By last week, 141 people had been killed by the virus since 2003. Its presence has been confirmed in more than 48 countries and territories, including Britain, where a dead swan was found floating in the harbour of the coastal village of Cellardyke, in Fife, on April 6. The bird later tested positive for the H5N1 strain of avian flu.
The first bird flu outbreaks in the European Union came in January, when cases were confirmed in wild swans in Italy, Greece, Germany and Austria. Within weeks, cases were recorded in Slovenia, Slovakia, Hungary, and France, where mass vaccination of ducks and geese on farms was carried out. At the end of February, the first European case involving a cat was discovered on a German island where a number of wild birds died from the disease earlier in the month.
In March, human deaths were confirmed in Azerbaijan, where what is believed to be the first canine case was also diagnosed in a stray dog. So far, there have been no cases involving humans in Europe. The closest country affected is Turkey, where there have been four fatalities.
Ping.
In this age of "political correctness", it will be a horror if this thing hits us....
The government has already warned, "we aren't coming, you're on your own."
Imagine a Katrina in every city. Hmmm...BLOAT.
Only four died in Turkey? I thought it was more than that. But my memory ain't so good.
Read "The Great Influenza" for a mental model. It is a description of the US 1918 flu. We have nothing in our current memory to compare this too.
ping...
There's a show in my 2nd closest location today.

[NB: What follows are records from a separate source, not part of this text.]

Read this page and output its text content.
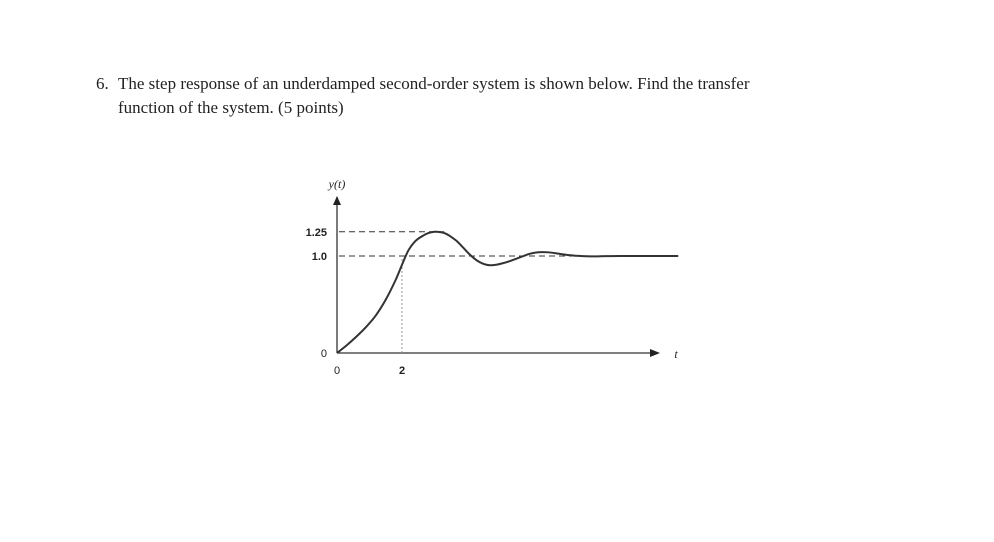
6. The step response of an underdamped second-order system is shown below. Find the transfer
function of the system. (5 points)
1.25
1.0
0
0	2
y(t)
t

If you really want to be prepared, you might pick up a few N95 masks, too.
bttt
I read a report in 2003 the U.S. planned a similar response. Hospitals would be quickly overwhelmed. Most people would be left on their own.
ping
If this nation flings open its doors to anyone, it ought to be Europe's elderly and/or infirm.
Wouldn't be the first time. Remember the heat wave that hit Europe back in 2003?
Triage.
In other words, prepare to take care our your own, because the government probably won't be able to.